THE legal issue involved in the move to make Janet Napoles a state witness in the multi-billion-peso pork barrel scam involving so many senators and congressman is this: If she is indeed the brains and the most guilty in the scam, then she cannot possibly be made a state witness.
It has long been claimed that it was she who planned the whole scam, with her group getting a percentage of the millions in government funds released as the legislators’ pork barrel to various non-government organizations (NGOs) for various fake projects. The NGOs did get some of the funds, but millions were apparently retained by the legislators.
She would indeed be the perfect witness against the accused legislators – if she could turn state witness. But if she was the mastermind of the scam and, therefore, the most guilty, she could not be a state witness.

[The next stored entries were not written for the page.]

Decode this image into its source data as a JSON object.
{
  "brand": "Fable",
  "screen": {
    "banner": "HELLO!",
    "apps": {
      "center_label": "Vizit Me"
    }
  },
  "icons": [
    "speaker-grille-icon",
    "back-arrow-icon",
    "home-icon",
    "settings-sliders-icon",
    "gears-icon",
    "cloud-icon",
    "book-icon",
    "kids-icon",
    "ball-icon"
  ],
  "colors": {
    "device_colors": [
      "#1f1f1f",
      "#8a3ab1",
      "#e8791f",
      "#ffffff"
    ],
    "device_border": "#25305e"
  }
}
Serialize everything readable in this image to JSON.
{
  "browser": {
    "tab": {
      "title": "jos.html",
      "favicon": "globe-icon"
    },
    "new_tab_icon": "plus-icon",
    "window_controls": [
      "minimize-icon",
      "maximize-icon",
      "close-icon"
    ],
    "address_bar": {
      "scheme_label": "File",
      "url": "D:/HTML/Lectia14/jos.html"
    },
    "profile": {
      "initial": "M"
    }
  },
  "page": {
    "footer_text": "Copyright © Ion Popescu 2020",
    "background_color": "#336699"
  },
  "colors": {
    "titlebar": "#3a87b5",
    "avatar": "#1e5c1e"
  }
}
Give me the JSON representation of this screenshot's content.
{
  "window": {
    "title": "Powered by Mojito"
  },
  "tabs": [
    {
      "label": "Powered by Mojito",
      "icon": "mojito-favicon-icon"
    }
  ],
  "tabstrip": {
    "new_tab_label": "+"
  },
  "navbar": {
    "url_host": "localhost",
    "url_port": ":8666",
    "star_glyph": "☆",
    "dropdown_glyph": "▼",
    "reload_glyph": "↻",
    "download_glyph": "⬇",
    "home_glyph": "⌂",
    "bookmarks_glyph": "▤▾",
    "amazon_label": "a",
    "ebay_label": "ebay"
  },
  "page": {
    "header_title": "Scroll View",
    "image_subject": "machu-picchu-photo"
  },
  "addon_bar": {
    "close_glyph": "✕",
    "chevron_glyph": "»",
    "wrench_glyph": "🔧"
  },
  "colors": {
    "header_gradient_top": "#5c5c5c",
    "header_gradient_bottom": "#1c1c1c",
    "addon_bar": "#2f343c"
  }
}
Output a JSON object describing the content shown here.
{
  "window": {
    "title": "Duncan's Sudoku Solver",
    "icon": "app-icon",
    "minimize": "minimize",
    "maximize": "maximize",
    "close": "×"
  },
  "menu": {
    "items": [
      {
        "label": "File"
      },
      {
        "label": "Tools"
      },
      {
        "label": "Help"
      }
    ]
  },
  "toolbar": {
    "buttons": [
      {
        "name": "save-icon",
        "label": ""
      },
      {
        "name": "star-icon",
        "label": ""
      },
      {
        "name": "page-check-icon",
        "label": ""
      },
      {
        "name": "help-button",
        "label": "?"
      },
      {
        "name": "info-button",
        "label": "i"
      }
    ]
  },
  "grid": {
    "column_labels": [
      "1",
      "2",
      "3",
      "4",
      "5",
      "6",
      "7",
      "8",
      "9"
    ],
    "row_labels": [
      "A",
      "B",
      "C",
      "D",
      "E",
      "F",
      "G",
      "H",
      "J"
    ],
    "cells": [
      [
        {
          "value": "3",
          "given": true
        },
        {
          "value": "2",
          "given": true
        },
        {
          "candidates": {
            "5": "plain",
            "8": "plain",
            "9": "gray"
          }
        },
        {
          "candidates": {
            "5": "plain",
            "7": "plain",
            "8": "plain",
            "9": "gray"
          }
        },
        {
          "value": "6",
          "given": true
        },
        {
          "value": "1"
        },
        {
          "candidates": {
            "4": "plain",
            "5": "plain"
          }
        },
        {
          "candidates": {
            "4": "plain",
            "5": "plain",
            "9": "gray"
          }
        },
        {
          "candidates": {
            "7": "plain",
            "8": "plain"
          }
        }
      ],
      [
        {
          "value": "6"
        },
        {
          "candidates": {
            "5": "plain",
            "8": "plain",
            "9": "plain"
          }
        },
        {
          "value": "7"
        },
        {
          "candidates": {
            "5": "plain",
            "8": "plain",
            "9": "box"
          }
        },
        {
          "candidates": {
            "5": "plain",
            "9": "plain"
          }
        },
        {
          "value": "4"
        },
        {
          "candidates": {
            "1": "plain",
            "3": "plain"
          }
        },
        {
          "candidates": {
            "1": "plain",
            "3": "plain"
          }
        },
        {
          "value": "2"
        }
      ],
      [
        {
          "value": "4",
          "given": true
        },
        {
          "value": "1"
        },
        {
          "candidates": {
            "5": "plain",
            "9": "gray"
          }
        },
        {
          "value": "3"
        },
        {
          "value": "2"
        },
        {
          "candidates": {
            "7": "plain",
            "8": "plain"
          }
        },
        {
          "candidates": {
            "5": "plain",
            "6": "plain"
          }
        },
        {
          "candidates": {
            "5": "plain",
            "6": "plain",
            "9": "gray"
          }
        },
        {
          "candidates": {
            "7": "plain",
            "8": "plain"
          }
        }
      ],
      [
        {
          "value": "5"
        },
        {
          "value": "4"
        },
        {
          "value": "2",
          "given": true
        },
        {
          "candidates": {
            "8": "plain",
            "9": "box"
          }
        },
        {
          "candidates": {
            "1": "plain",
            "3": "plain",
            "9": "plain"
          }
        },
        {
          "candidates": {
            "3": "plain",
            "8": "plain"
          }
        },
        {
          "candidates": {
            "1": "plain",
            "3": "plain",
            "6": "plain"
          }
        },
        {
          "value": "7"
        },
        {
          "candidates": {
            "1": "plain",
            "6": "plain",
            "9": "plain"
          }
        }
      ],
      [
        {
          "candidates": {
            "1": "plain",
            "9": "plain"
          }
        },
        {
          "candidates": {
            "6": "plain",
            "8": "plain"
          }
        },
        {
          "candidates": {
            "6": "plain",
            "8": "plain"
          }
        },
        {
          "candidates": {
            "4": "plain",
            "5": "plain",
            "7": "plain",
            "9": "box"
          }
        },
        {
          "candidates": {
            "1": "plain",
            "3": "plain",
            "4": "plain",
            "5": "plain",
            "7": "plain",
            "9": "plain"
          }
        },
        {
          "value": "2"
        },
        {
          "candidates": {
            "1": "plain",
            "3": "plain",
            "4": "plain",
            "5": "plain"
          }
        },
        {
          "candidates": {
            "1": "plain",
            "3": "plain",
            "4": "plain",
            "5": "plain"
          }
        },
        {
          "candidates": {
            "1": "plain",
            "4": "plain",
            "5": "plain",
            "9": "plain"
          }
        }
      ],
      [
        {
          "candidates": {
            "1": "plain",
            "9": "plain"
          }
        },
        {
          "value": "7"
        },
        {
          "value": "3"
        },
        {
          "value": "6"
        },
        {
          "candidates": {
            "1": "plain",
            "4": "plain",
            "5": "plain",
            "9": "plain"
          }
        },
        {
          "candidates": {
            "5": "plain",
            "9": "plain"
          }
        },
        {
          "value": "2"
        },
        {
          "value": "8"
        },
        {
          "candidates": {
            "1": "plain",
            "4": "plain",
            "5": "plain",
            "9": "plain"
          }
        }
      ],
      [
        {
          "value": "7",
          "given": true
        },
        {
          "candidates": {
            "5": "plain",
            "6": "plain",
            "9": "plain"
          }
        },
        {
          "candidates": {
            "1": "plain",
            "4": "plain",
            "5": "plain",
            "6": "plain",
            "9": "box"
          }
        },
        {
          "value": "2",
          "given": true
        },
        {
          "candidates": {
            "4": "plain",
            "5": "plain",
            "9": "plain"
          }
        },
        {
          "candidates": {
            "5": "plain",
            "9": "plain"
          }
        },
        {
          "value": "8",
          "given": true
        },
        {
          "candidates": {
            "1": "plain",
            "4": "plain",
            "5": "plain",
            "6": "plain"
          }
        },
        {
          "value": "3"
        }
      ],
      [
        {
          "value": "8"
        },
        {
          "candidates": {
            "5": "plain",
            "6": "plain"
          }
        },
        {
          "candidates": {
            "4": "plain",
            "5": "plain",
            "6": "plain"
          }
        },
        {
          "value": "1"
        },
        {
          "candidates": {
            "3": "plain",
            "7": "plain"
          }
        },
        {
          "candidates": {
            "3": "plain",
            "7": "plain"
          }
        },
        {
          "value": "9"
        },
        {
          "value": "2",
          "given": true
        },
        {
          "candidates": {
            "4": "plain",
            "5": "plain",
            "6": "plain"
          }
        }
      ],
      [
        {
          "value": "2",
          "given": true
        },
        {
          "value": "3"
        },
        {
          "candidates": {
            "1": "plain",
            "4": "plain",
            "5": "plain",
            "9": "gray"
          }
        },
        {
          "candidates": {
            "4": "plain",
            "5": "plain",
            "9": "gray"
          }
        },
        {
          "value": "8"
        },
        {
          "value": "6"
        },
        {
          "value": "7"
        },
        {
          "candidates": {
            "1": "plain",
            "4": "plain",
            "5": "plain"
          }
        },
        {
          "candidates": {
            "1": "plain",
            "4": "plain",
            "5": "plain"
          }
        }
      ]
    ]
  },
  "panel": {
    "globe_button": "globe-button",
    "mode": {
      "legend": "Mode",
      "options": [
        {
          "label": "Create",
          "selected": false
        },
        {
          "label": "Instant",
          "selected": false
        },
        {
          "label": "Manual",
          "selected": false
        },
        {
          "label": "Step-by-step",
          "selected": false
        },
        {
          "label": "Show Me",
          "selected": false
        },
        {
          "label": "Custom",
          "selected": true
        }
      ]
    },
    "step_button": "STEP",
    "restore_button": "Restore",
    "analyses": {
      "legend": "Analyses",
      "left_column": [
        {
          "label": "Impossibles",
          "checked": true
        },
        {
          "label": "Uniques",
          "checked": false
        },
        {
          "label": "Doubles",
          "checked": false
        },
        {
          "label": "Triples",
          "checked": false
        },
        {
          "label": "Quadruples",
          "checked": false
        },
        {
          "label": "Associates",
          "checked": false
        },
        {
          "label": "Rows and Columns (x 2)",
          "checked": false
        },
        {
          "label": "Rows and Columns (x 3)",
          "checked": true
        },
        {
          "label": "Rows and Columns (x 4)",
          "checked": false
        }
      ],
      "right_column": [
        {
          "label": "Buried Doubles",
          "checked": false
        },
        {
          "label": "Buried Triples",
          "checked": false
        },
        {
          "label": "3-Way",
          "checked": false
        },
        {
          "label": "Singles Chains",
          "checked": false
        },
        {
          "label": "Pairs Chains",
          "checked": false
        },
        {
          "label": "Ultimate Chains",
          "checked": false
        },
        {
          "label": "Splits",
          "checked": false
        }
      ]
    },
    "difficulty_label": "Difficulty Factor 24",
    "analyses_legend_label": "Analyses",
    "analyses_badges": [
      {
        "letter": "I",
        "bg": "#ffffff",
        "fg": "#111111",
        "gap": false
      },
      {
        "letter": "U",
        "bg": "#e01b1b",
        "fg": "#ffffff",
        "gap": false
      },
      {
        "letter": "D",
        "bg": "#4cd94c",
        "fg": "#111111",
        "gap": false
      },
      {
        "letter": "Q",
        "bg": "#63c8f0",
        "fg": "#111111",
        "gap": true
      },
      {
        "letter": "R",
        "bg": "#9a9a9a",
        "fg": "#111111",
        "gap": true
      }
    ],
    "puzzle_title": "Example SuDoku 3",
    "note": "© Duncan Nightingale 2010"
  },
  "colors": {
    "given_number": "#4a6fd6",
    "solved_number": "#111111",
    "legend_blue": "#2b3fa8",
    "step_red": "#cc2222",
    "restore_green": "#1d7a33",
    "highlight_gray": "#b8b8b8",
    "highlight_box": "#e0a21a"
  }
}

Secretary of Justice Vitaliano Aguirre II has now come out to say that there is a Supreme Court ruling that if there are two accused with almost the same level of guilt – one who committed plunder and the other as instigator – it is the instigator who is considered most guilty. In a recent interview, Secretary Aguirre said Napoles had a “tutor” who helped her set up her bogus NGOs.
During the previous administration, Napoles submitted to the DoJ a list of legislators she had allegedly dealt with – a dozen senators and about 100 congressmen – but only three senators got to be detained, leading to charges of “selective justice” by that administration. President Duterte had this as one of his campaign issues in the presidential election of 2016.
If Secretary Aguirre succeeds in using Napoles as a state witness, he said, it will be only for new cases involving misuse of the Malampaya Fund. She will remain accused in the PDAF cases already filed.
Still, opposition leaders oppose the move to make Napoles a state witness in the Malampaya or in any other case. They suspect a political reason. She has reportedly named several opposition senators in one affidavit, senators who are seen as the core of the anti-administration opposition in the Senate which may play a critical role in the coming Constituent Assembly as well as in the impeachment of Chief Justice Maria Lourdes Sereno.
There is indeed this intermingling of legal and political issues and implications in the Napoles case. There is basis for the suspicions, but there is also the desire for justice in the pork barrel scam which has eluded us all these many years.